Calculator Use on the AP Exams

In my final post on reviewing for the AP Calculus exams I return to calculator use.

I hope everyone has been using calculators all year long. (My opinion is that students should be given a CAS calculator, or CAS computer program, or now even an iPad CAS app on the first day of Algebra 1 before they get their books – or earlier. But we’ll save that for another post.)

The exam will not instruct students when or if to use a calculator on a particular question. Sometimes the multiple-choice answers will provide a big hint (if the choices are decimals), other times not. On the free-response questions if the problem can be done by calculator it is expected that students will use their calculator – they don’t have to, but there is no credit for finding an antiderivative or a derivative by hand. It is the numerical answer that counts.

Here again is what students are allowed to do on the exams with their calculator without showing any additional work.

  • Graph a function in a window. They may have to determine the window themselves.
  • Solve an equation. This is usually best done by graphing both sides and finding the point(s) of intersection, but any equation solving routine in the calculator may be used.
  • Find the numerical value of a derivative at a point.
  • Evaluate a definite integral.

For the last three items students should write what they are doing on their paper. That is, write the equation, the definite integral or {v}'\left( 3.5 \right)= followed by the number from their calculator. Use standard notation not calculator syntax.

For anything else, the work must be shown. Calculators can find extreme values, but readers will look for the appropriate “calculus” and not just the answer. In fact, a correct answer with no supporting work may not receive any credit.

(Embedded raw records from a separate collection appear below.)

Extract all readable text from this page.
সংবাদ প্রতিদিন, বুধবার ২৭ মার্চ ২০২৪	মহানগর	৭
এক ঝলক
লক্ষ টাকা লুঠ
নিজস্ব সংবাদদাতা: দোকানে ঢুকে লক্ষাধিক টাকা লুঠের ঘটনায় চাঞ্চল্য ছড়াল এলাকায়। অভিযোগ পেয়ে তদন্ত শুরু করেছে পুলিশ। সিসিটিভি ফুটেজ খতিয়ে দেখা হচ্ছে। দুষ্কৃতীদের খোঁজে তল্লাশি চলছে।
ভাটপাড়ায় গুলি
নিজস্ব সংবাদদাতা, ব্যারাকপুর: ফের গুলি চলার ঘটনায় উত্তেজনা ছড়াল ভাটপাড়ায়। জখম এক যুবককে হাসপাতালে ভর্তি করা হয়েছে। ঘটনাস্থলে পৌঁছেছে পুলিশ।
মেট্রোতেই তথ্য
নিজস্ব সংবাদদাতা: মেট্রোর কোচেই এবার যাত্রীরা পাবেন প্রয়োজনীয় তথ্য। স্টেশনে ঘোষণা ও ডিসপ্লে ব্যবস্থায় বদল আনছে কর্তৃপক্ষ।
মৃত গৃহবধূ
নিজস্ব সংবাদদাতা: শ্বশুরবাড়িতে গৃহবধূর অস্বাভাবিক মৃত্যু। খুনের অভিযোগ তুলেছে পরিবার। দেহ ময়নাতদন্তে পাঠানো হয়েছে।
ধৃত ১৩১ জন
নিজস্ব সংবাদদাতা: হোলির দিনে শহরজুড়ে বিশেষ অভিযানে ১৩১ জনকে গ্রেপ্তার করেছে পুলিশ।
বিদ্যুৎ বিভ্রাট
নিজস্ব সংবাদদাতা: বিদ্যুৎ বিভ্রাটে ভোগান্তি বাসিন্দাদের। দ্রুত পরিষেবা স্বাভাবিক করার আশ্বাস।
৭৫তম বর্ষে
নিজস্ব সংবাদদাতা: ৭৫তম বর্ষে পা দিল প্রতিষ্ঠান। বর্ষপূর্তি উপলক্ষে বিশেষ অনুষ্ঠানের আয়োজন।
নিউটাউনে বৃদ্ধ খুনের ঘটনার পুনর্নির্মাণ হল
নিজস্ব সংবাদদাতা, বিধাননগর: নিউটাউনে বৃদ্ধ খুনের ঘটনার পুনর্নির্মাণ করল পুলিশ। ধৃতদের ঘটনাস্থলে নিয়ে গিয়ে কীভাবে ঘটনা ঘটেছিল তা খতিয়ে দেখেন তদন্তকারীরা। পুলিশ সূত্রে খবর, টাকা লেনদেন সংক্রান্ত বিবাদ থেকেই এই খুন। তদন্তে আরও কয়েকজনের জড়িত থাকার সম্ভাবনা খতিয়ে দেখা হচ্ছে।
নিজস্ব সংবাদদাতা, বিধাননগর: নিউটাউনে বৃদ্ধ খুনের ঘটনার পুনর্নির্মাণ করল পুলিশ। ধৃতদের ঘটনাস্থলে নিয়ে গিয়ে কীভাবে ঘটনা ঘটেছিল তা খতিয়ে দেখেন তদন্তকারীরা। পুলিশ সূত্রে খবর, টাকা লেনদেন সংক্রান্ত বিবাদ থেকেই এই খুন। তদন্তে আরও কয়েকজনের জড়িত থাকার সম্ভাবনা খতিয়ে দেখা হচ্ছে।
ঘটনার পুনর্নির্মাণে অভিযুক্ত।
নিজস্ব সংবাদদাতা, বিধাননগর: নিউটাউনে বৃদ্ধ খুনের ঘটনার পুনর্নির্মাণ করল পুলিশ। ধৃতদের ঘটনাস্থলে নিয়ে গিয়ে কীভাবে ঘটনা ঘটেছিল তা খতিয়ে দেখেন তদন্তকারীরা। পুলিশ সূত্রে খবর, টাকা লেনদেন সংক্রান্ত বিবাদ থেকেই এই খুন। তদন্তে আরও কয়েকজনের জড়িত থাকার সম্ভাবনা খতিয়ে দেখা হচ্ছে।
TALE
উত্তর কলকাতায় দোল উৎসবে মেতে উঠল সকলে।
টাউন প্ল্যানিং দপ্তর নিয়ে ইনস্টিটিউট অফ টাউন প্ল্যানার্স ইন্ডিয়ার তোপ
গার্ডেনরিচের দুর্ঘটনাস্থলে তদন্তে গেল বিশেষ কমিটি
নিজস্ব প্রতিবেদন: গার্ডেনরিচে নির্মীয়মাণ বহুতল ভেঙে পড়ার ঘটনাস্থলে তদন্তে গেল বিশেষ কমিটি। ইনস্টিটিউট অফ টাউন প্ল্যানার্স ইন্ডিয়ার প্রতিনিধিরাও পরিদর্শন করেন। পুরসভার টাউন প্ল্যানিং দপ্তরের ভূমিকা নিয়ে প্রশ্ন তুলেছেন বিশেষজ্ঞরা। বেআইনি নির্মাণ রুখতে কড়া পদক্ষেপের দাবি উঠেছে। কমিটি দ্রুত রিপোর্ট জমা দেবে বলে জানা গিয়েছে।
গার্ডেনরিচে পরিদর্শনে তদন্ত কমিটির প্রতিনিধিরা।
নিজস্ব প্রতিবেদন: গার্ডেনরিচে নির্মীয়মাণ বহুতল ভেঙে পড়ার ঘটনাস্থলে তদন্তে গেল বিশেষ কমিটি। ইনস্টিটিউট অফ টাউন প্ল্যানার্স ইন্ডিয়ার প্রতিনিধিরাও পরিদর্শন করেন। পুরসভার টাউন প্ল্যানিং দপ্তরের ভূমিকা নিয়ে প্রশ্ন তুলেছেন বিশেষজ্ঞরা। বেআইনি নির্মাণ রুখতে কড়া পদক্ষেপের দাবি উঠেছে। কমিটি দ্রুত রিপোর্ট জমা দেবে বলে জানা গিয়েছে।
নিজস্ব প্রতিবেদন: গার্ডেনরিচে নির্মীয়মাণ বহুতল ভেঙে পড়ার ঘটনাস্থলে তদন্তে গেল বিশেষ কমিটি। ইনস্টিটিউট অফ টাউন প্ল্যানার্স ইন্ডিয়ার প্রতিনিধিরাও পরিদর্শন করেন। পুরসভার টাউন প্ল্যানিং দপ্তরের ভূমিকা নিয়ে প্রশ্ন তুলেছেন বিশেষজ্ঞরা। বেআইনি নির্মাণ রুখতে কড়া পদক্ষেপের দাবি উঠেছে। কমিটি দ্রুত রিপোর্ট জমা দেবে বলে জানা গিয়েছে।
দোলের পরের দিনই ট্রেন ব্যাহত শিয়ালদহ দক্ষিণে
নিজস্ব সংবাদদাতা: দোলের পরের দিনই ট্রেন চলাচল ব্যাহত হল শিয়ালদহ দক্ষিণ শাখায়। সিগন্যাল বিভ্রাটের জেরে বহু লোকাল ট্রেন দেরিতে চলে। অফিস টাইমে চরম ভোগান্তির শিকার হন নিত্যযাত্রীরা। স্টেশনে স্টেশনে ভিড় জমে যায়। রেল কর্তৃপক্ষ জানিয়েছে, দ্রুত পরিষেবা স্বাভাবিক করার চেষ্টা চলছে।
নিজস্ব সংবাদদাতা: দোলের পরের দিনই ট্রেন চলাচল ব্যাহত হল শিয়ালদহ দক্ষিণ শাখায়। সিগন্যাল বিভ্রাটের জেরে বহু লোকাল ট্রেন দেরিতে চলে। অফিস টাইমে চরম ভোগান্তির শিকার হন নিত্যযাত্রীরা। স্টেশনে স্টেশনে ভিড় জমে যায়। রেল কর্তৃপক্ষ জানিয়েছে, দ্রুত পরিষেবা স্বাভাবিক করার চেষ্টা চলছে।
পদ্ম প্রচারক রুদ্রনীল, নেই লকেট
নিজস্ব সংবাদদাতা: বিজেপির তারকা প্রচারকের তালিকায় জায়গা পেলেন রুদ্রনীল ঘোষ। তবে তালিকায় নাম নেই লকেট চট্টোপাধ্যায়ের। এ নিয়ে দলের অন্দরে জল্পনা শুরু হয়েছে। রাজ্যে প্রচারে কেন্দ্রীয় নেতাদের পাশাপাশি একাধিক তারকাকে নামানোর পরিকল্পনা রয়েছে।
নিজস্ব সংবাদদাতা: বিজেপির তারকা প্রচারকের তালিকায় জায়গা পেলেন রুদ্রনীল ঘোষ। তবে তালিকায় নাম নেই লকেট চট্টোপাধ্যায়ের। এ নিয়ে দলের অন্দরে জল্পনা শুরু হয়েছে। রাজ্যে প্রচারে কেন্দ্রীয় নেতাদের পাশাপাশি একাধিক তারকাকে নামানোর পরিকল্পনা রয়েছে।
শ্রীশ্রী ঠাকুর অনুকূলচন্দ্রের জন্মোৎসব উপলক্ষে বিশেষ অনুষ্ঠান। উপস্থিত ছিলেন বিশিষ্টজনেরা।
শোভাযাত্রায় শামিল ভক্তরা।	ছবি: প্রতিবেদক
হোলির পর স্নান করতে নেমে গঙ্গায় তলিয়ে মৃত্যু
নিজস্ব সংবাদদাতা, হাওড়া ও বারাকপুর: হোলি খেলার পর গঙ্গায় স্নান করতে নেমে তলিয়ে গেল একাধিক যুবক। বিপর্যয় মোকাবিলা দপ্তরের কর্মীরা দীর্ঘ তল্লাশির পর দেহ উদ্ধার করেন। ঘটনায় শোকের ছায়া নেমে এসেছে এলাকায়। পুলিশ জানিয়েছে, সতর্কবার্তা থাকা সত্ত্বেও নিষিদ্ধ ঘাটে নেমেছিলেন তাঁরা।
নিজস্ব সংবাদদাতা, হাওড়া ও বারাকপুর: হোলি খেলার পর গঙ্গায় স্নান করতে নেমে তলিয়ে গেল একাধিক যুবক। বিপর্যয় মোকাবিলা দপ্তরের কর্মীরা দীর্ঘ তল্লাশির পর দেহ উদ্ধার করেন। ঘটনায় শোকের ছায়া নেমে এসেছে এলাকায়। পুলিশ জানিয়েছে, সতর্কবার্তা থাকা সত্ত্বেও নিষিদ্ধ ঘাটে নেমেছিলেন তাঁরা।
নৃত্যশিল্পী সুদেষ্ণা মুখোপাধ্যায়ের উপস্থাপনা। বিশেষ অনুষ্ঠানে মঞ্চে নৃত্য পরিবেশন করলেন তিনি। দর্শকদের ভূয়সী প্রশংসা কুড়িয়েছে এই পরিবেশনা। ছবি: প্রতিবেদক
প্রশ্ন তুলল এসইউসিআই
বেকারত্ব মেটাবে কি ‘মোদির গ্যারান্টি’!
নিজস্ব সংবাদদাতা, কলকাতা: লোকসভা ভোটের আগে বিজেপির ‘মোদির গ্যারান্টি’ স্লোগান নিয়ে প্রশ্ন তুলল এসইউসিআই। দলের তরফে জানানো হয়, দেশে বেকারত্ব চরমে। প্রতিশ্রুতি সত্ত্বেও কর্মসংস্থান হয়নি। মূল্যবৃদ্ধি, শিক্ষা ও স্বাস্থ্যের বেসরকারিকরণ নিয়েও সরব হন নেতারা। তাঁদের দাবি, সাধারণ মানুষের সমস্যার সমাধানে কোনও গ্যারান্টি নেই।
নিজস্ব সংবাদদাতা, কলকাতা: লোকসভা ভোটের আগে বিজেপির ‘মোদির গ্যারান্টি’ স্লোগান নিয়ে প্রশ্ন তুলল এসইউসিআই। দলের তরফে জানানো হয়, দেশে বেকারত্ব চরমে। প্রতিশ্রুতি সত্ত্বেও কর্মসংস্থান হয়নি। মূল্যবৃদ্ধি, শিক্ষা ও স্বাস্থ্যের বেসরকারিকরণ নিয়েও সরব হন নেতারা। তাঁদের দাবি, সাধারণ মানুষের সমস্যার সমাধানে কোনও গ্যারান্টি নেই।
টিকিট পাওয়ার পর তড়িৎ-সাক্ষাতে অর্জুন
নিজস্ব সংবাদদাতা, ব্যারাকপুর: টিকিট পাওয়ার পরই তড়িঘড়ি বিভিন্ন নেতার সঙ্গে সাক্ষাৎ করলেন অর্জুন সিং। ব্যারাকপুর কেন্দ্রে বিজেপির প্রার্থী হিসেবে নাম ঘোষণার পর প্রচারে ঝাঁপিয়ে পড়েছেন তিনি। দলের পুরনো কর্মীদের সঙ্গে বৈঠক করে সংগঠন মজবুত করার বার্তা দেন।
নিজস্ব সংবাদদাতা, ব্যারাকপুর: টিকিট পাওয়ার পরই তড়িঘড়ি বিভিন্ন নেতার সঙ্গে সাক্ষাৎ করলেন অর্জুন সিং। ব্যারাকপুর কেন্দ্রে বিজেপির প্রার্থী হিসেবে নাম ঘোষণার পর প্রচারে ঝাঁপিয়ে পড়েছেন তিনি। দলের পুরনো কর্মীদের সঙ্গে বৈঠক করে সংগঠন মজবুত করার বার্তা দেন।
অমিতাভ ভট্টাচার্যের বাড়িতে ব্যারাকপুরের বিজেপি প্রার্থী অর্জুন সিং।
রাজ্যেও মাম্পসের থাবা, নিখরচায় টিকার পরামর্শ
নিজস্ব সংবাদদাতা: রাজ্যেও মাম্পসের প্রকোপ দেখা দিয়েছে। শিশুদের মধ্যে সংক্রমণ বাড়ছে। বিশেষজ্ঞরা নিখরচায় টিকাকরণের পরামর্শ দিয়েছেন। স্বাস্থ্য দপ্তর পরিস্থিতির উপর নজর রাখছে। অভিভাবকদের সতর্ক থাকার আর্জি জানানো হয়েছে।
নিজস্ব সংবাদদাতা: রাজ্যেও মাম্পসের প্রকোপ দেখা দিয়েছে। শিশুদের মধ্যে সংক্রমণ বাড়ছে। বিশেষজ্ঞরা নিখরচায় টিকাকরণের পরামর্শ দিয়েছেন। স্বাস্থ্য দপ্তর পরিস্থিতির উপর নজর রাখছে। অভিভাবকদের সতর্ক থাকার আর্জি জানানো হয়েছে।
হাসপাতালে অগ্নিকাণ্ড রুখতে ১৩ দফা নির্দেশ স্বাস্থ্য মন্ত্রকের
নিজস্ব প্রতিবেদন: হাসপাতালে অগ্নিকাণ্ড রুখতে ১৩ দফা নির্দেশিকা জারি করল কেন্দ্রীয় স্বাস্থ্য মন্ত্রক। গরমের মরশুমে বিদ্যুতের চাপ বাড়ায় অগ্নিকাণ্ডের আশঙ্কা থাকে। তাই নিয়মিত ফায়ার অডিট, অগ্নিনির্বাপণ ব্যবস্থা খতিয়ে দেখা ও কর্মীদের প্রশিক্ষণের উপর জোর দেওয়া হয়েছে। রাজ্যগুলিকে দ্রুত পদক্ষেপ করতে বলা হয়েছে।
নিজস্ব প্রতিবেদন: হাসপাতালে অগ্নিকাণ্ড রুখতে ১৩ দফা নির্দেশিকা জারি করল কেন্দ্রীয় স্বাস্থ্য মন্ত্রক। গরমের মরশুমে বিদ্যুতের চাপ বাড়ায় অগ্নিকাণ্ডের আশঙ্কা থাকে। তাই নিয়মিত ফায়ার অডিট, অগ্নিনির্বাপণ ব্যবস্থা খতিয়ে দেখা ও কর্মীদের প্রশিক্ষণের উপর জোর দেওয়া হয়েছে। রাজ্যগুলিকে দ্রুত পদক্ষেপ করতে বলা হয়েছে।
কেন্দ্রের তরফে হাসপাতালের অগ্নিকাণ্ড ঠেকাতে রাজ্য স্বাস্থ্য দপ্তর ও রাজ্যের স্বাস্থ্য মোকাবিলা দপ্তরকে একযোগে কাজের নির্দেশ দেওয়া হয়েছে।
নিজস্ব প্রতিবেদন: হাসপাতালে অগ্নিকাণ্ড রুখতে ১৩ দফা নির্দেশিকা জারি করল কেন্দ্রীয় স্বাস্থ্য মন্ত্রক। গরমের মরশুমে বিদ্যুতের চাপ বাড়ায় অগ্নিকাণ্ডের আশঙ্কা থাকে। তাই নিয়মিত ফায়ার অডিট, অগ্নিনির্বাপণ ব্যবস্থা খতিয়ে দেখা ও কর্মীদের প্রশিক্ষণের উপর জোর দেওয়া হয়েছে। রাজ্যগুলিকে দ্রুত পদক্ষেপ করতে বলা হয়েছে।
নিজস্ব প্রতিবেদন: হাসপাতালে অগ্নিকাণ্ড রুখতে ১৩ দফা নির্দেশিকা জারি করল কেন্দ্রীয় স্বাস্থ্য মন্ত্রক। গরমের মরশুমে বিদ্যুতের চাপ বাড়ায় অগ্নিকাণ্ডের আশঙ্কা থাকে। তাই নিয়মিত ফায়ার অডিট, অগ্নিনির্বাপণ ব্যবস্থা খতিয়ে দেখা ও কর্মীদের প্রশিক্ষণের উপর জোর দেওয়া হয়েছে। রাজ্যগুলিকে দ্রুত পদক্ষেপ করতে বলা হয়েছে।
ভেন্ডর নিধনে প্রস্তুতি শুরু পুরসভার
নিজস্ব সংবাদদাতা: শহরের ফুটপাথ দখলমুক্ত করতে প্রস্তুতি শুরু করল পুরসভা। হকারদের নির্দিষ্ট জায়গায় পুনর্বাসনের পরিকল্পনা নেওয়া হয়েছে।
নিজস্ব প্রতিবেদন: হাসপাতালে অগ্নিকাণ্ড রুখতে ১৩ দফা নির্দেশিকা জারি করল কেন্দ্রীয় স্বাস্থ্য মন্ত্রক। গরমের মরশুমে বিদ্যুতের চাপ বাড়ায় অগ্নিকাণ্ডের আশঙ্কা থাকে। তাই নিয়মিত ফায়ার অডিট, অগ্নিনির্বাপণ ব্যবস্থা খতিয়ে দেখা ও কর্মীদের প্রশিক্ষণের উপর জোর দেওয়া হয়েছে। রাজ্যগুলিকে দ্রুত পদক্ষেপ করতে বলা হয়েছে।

Another handy skill is to be able to store and recall the numbers found without retyping them on their calculator. This saves time, students are less likely to make a typing mistake, and it avoids round off error.

Answers from calculators should be correct to three places after the decimal point. This does not mean they must be rounded or truncated; more places may be given as long as the first three are correct.

Remember that arithmetic simplification is not required. Only answers from calculators need to be given as decimals. If the computation gives 1 + 1, or 6\pi  or ½ + cos(3) or \sin \left( \tfrac{\pi }{6} \right) then the answer may be left that way. This also applies to a long expression resulting from a Riemann sum. Once the answer consists of all numbers, stop! You cannot make the answer any better and if you make a mistake or type the wrong key, then the final answer will be wrong and the point will be lost.

Be careful not to round too soon. If, for example, a student find the limits of integration and rounds them to three places to write on their paper, they will have earned the point given for limits of integration. BUT if these rounded values are then used to compute the integral and the rounding causes the final answer to not be correct to three places then they will lose the answer point.

Finally, get a copy of the directions for the two parts of the exam and go over them with your students before the test. Be sure students understand them.

Good luck to your students on the exam. Nah, luck has nothing to do with it. You prepared them well, they will do well.